1. Her iki tarihçinin (Portekizli ve Hintli tarihçi) Vasco De Gama ve Hint Kralının görüşmeleriyle ilgili aynı fikirde oldukları düşünceler hangisidir? 2. İki farklı tarihçinin aynı olayı farklı bir bakışla anlatmalarını nasıl

açıklayabilirsiniz?

Çalışmaya katılan 26 öğrenciden 17’si her iki kaynakta da ortak olarak anlatılan ifadeleri bulmuşlardır. 9 öğrenci ise bazılarını bulabilmiştir. Fakat öğrenciler çarpraz olarak bilgileri fark etmelerine rağmen kullandıkları ifadeler sadece bir kaynaktan alınmıştır.

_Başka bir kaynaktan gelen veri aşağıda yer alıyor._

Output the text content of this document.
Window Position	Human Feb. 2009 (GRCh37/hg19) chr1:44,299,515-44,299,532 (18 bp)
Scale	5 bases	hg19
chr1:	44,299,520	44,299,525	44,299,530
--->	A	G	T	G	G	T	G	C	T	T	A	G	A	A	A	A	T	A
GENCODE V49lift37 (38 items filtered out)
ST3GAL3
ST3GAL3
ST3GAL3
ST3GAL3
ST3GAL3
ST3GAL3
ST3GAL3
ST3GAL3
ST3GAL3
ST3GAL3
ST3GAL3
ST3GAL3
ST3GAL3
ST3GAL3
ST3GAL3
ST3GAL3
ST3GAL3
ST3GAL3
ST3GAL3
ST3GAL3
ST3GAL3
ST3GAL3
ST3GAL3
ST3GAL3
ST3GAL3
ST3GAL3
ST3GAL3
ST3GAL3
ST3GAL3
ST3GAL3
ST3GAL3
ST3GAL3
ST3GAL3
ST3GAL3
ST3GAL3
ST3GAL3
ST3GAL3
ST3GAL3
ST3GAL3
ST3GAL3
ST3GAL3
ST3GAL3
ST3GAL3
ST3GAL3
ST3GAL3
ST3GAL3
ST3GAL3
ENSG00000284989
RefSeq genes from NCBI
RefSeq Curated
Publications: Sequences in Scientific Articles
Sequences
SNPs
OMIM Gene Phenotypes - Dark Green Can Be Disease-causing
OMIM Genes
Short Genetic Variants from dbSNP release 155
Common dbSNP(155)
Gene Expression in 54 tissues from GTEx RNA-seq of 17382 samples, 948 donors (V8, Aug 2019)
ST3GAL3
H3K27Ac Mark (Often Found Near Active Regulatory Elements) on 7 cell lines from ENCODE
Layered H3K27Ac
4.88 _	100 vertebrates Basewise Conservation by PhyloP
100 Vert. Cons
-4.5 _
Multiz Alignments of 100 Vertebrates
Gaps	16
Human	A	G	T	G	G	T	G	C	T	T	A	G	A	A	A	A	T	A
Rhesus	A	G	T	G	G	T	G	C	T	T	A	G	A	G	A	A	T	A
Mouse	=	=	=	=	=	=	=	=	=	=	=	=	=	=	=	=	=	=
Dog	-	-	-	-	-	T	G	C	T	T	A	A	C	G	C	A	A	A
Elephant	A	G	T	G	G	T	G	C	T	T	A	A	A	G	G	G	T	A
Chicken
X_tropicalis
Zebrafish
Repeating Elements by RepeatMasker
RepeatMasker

Robinson’un 108 üniversite öğrencisiyle yapmış olduğu araştırmada (2006) ise Çiftlik Çelik Yıkımı 1892 olayı hakkında tartışmalı ve çelişen bir konu etrafında çoklu belge kullanan grup ile tekli kaynak (ders kitabı veya tarihçi anlatımı) kullanan grup arasında tarihsel anlama sürecinin derinliği ve tarihsel düşünme açısından fark

olup olmadığı ortaya konmuştur. Sonuç olarak her iki grup arasında tarihsel anlama açısından fark çıkmamış işlem derinliği açısından da gruplar arasında önemli bir fark çıkmamıştır (Robinson, 2006).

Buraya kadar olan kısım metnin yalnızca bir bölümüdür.